⁷ Department of Cardiovascular Disease, First Affiliated Hospital of Guangzhou University of Chinese Medicine, Guangzhou, China.

Abstract

Stroke is a cerebrovascular event with cerebral blood flow interruption which is caused by occlusion or bursting of cerebral vessels. At present, the main methods in treating stroke are surgical treatment, statins, and recombinant tissue-type plasminogen activator (rt-PA). Relatively, traditional Chinese medicine (TCM) has widely been used at clinical level in China and some countries in Asia. Xiao-Xu-Ming decoction (XXMD) is a classical and widely used prescription in treating stroke in China. However, the material basis of effect and the action principle of XXMD are still not clear. To solve this issue, we designed a new system pharmacology strategy that combined targets of XXMD and the pathogenetic genes of stroke to construct a functional response space (FRS). The effective proteins from this space were determined by using a novel node importance calculation method, and then the key functional components group (KFCG) that could mediate the effective proteins was selected based on the dynamic programming strategy. The results showed that enriched pathways of effective proteins selected from FRS could cover 99.10% of enriched pathways of reference targets, which were defined by overlapping of component targets and pathogenetic genes. Targets of optimized KFCG with 56 components can be enriched into 166 pathways that covered 80.43% of 138 pathways of 1,012 pathogenetic genes. A component potential effect score (PES) calculation model was constructed to calculate the comprehensive effective score of components in the components-targets-pathways (C-T-P) network of KFCGs, and showed that ferulic acid, zingerone, and vanillic acid had the highest PESs. Prediction and docking simulations show that these components can affect stroke synergistically through genes such as MEK, NFκB, and PI3K in PI3K-Akt, cAMP, and MAPK cascade signals. Finally, ferulic acid, zingerone, and vanillic acid were tested to be protective for PC12 cells and HT22 cells in increasing cell viabilities after oxygen and glucose deprivation (OGD). Our proposed strategy could improve the accuracy on decoding KFCGs of XXMD and provide a methodologic reference for the optimization, mechanism analysis, and secondary development of the formula in TCM.

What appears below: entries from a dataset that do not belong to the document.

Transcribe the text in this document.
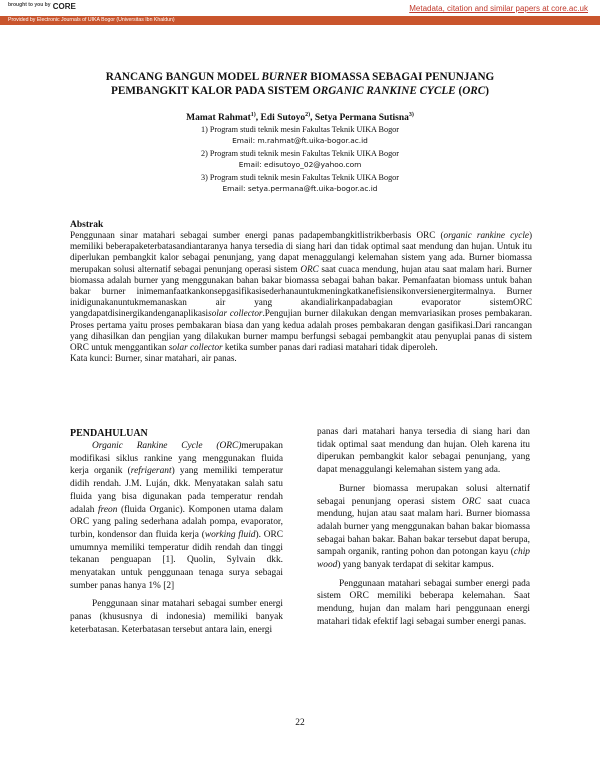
$^{brought to you by}$ CORE	Metadata, citation and similar papers at core.ac.uk
Provided by Electronic Journals of UIKA Bogor (Universitas Ibn Khaldun)
RANCANG BANGUN MODEL BURNER BIOMASSA SEBAGAI PENUNJANG
PEMBANGKIT KALOR PADA SISTEM ORGANIC RANKINE CYCLE (ORC)
Mamat Rahmat$^{1)}$, Edi Sutoyo$^{2)}$, Setya Permana Sutisna$^{3)}$
1) Program studi teknik mesin Fakultas Teknik UIKA Bogor
Email: m.rahmat@ft.uika-bogor.ac.id
2) Program studi teknik mesin Fakultas Teknik UIKA Bogor
Email: edisutoyo_02@yahoo.com
3) Program studi teknik mesin Fakultas Teknik UIKA Bogor
Email: setya.permana@ft.uika-bogor.ac.id
Abstrak

Penggunaan sinar matahari sebagai sumber energi panas padapembangkitlistrikberbasis ORC (organic rankine cycle) memiliki beberapaketerbatasandiantaranya hanya tersedia di siang hari dan tidak optimal saat mendung dan hujan. Untuk itu diperlukan pembangkit kalor sebagai penunjang, yang dapat menaggulangi kelemahan sistem yang ada. Burner biomassa merupakan solusi alternatif sebagai penunjang operasi sistem ORC saat cuaca mendung, hujan atau saat malam hari. Burner biomassa adalah burner yang menggunakan bahan bakar biomassa sebagai bahan bakar. Pemanfaatan biomass untuk bahan bakar burner inimemanfaatkankonsepgasifikasisederhanauntukmeningkatkanefisiensikonversienergitermalnya. Burner inidigunakanuntukmemanaskan air yang akandialirkanpadabagian evaporator sistemORC yangdapatdisinergikandenganaplikasisolar collector.Pengujian burner dilakukan dengan memvariasikan proses pembakaran. Proses pertama yaitu proses pembakaran biasa dan yang kedua adalah proses pembakaran dengan gasifikasi.Dari rancangan yang dihasilkan dan pengjian yang dilakukan burner mampu berfungsi sebagai pembangkit atau penyuplai panas di sistem ORC untuk menggantikan solar collector ketika sumber panas dari radiasi matahari tidak diperoleh.

Kata kunci: Burner, sinar matahari, air panas.

PENDAHULUAN

Organic Rankine Cycle (ORC)merupakan modifikasi siklus rankine yang menggunakan fluida kerja organik (refrigerant) yang memiliki temperatur didih rendah. J.M. Luján, dkk. Menyatakan salah satu fluida yang bisa digunakan pada temperatur rendah adalah freon (fluida Organic). Komponen utama dalam ORC yang paling sederhana adalah pompa, evaporator, turbin, kondensor dan fluida kerja (working fluid). ORC umumnya memiliki temperatur didih rendah dan tinggi tekanan penguapan [1]. Quolin, Sylvain dkk. menyatakan untuk penggunaan tenaga surya sebagai sumber panas hanya 1% [2]

Penggunaan sinar matahari sebagai sumber energi panas (khususnya di indonesia) memiliki banyak keterbatasan. Keterbatasan tersebut antara lain, energi

panas dari matahari hanya tersedia di siang hari dan tidak optimal saat mendung dan hujan. Oleh karena itu diperukan pembangkit kalor sebagai penunjang, yang dapat menaggulangi kelemahan sistem yang ada.

Burner biomassa merupakan solusi alternatif sebagai penunjang operasi sistem ORC saat cuaca mendung, hujan atau saat malam hari. Burner biomassa adalah burner yang menggunakan bahan bakar biomassa sebagai bahan bakar. Bahan bakar tersebut dapat berupa, sampah organik, ranting pohon dan potongan kayu (chip wood) yang banyak terdapat di sekitar kampus.

Penggunaan matahari sebagai sumber energi pada sistem ORC memiliki beberapa kelemahan. Saat mendung, hujan dan malam hari penggunaan energi matahari tidak efektif lagi sebagai sumber energi panas.

22
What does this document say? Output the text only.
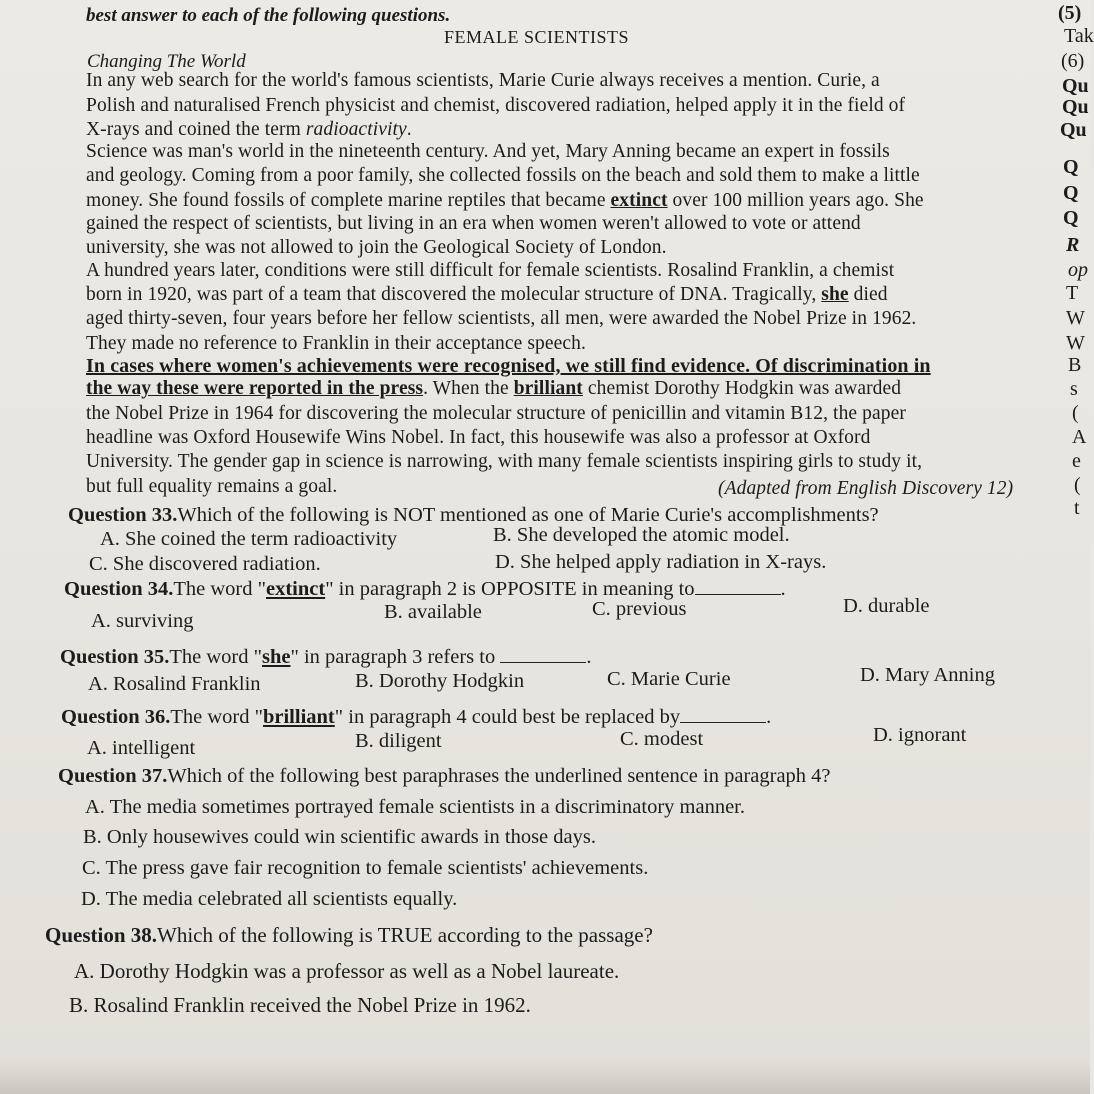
best answer to each of the following questions.
FEMALE SCIENTISTS
Changing The World
In any web search for the world's famous scientists, Marie Curie always receives a mention. Curie, a
Polish and naturalised French physicist and chemist, discovered radiation, helped apply it in the field of
X-rays and coined the term radioactivity.
Science was man's world in the nineteenth century. And yet, Mary Anning became an expert in fossils
and geology. Coming from a poor family, she collected fossils on the beach and sold them to make a little
money. She found fossils of complete marine reptiles that became extinct over 100 million years ago. She
gained the respect of scientists, but living in an era when women weren't allowed to vote or attend
university, she was not allowed to join the Geological Society of London.
A hundred years later, conditions were still difficult for female scientists. Rosalind Franklin, a chemist
born in 1920, was part of a team that discovered the molecular structure of DNA. Tragically, she died
aged thirty-seven, four years before her fellow scientists, all men, were awarded the Nobel Prize in 1962.
They made no reference to Franklin in their acceptance speech.
In cases where women's achievements were recognised, we still find evidence. Of discrimination in
the way these were reported in the press. When the brilliant chemist Dorothy Hodgkin was awarded
the Nobel Prize in 1964 for discovering the molecular structure of penicillin and vitamin B12, the paper
headline was Oxford Housewife Wins Nobel. In fact, this housewife was also a professor at Oxford
University. The gender gap in science is narrowing, with many female scientists inspiring girls to study it,
but full equality remains a goal.	(Adapted from English Discovery 12)
Question 33.Which of the following is NOT mentioned as one of Marie Curie's accomplishments?
A. She coined the term radioactivity	B. She developed the atomic model.
C. She discovered radiation.	D. She helped apply radiation in X-rays.
Question 34.The word "extinct" in paragraph 2 is OPPOSITE in meaning to	.
A. surviving	B. available	C. previous	D. durable
Question 35.The word "she" in paragraph 3 refers to	.
A. Rosalind Franklin	B. Dorothy Hodgkin	C. Marie Curie	D. Mary Anning
Question 36.The word "brilliant" in paragraph 4 could best be replaced by	.
A. intelligent	B. diligent	C. modest	D. ignorant
Question 37.Which of the following best paraphrases the underlined sentence in paragraph 4?
A. The media sometimes portrayed female scientists in a discriminatory manner.
B. Only housewives could win scientific awards in those days.
C. The press gave fair recognition to female scientists' achievements.
D. The media celebrated all scientists equally.
Question 38.Which of the following is TRUE according to the passage?
A. Dorothy Hodgkin was a professor as well as a Nobel laureate.
B. Rosalind Franklin received the Nobel Prize in 1962.
(5)
Tak
(6)
Qu
Qu
Qu
Q
Q
Q
R
op
T
W
W
B
s
(
A
e
(
t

Keywords: HT22 cells; KFCG; PC12 cells; XXMD; effective proteins; functional response space; network pharmacology.

Grants and funding

This study is financially supported by the Startup fund from Southern Medical University (Grant No. G820282016), the Natural Science Foundation Council of China (Grant Nos 31501080, 32070676), Hong Kong Baptist University Strategic Development Fund (Grant Nos SDF13-1209-P01, SDF15-0324-P02(b), and SDF19-0402-P02), Hong Kong Baptist University Interdisciplinary Research Matching Scheme (Grant No. RC/IRCs/17-18/04) and General Program of National Natural Science Foundation of China (Grant No. 81774260), Guangdong Basic and Applied Basic Research Foundation (Grant No. 2020A1515010172). Key Area R&D Program of Guangdong Province (2019B020227003).